How do I use the Meta Description Tag?
The meta description tag allows you to influence the description of your page in the crawlers (like for example) that support the tag.

Look back at the example of a meta tag. See the first meta tag shown, the one that says "name=description"? That's the meta description tag. The text you want to be shown as your description goes between the quotation marks after the "content=" portion of the tag (generally, 200 to 250 characters may be indexed, though only a smaller portion of this amount may be displayed).

In review, it is worthwhile to use the meta description tag for your pages, not just for us, but because it gives you some degree of control with various other crawlers.
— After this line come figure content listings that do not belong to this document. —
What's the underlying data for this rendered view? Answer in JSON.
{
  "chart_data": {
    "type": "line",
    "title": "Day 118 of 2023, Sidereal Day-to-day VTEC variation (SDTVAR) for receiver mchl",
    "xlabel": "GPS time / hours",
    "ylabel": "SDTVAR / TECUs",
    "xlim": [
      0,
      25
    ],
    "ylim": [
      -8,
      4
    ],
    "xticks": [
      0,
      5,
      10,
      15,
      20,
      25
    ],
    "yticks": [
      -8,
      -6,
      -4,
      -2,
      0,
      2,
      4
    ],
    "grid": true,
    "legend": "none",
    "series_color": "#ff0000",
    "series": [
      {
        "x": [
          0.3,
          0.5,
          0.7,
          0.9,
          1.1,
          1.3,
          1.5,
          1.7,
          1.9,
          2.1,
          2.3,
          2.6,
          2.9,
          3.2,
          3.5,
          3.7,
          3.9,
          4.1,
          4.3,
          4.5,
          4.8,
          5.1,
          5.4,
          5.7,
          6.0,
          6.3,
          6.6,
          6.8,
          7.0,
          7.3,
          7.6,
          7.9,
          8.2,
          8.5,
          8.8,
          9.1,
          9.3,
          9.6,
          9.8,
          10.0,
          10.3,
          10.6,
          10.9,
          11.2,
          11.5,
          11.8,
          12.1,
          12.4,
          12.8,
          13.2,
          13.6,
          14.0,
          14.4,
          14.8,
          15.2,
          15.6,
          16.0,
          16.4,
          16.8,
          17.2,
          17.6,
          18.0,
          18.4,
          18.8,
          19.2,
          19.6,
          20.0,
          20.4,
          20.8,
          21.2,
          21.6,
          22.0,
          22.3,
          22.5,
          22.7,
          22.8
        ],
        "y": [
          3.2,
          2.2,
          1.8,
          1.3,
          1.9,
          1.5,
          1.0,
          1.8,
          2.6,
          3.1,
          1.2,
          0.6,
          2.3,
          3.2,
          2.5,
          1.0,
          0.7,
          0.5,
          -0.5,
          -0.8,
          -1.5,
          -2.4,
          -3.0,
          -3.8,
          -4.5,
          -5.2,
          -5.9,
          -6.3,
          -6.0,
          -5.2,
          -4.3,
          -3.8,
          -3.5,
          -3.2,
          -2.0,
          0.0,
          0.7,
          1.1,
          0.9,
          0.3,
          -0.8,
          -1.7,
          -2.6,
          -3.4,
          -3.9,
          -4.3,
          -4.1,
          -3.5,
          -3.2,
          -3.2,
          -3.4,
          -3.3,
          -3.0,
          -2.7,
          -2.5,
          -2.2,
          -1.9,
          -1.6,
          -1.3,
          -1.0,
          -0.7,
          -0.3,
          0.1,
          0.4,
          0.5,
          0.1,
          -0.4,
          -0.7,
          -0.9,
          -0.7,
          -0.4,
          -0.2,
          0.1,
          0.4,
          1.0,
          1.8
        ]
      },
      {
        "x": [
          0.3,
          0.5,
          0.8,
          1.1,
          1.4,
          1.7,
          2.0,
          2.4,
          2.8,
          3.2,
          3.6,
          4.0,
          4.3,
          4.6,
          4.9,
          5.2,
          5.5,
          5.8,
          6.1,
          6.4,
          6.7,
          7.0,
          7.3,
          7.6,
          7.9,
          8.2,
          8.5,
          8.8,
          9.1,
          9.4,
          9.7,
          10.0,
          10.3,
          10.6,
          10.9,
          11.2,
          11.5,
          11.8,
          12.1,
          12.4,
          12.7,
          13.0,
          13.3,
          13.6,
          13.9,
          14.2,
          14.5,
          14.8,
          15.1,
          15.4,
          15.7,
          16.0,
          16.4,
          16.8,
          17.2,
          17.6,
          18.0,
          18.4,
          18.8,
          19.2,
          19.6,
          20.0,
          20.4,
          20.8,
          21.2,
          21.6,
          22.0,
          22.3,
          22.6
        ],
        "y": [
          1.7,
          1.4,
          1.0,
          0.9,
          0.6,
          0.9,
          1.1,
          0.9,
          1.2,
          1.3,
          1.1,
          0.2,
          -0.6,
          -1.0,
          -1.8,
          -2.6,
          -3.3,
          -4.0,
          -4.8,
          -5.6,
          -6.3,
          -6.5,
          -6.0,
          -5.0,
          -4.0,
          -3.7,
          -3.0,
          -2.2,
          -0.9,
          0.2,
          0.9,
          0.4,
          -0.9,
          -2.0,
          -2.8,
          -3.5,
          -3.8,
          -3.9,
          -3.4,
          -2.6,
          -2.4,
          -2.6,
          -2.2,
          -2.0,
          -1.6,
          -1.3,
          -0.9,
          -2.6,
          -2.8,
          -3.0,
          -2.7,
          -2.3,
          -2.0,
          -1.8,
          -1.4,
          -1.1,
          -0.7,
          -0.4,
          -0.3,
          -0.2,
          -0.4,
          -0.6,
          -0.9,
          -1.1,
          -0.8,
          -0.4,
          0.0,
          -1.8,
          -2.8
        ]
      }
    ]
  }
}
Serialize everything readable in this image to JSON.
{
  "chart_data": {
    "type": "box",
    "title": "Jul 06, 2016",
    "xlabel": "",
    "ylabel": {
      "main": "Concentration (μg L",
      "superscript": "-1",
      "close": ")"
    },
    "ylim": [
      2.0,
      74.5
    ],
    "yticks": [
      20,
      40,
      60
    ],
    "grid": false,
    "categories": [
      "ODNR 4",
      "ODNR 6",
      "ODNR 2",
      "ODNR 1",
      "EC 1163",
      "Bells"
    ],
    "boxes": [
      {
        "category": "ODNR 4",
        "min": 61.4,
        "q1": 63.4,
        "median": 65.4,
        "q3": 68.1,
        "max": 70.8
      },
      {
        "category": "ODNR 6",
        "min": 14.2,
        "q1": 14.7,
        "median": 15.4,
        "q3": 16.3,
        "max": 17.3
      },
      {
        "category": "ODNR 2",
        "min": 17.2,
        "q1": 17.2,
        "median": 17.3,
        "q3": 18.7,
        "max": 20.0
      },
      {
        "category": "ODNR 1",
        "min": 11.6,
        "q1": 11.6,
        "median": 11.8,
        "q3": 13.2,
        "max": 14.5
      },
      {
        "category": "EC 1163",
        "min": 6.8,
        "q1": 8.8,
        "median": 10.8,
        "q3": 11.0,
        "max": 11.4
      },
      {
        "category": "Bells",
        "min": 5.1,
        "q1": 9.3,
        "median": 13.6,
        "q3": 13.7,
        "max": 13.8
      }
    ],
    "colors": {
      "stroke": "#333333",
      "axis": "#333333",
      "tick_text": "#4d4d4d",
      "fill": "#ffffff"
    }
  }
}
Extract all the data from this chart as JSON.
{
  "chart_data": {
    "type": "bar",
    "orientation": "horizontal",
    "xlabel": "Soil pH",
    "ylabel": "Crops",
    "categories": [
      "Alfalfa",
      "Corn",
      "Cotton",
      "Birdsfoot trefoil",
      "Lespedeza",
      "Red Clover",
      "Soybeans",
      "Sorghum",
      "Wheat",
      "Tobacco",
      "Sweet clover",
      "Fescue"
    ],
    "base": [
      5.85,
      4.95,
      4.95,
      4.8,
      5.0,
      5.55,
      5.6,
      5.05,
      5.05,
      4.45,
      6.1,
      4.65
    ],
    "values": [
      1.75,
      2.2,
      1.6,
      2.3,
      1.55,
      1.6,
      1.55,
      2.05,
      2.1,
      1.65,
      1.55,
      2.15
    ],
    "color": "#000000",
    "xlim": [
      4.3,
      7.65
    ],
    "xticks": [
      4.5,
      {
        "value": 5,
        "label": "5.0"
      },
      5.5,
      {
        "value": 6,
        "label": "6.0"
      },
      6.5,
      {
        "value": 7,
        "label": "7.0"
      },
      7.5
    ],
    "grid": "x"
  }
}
An easy way to do this often is to take the first sentence or two of body copy from your web page and use that for the meta description content.

How do I use the Meta Keyword Tag?

So to use the meta keywords tag... look back at the opening example. See the second meta tag shown, the one that says "name=keywords"? That's the meta keywords tag. The keywords you want associated with your page go between the quotation marks after the "content=" portion of the tag. Inktomi says that you should include up to 25 words or phrases, with each word or phrase separated by commas. More advice from Inktomi can be found on its Content Policy FAQ.

Let's say you have a page about horseback riding, and you've written your page using "horseback" as a single word. You realize that some people may instead search for "horse back riding," with "horse back" in their searches being two separate words. If you listed these words separately in your meta keywords tag, THEN MAYBE FOR THE FEW CRAWLERS THAT SUPPORT IT, your page might rank better for "horse back" riding. Sadly, the best way to ensure this would be to write your pages using both "horseback riding" and "horse back riding" in the text -- or perhaps on some of your pages, use the single word version and on others, the two word version.

Why are you using copyrighted information from my website?
The information that we have gathered from your website has either been obtained from your metatags or a snippet of information used to help identify the site from your "About Us", About, Main page or similarly named pages. Legally, this falls under "fair use" and search engines do this regularly for every page of a site.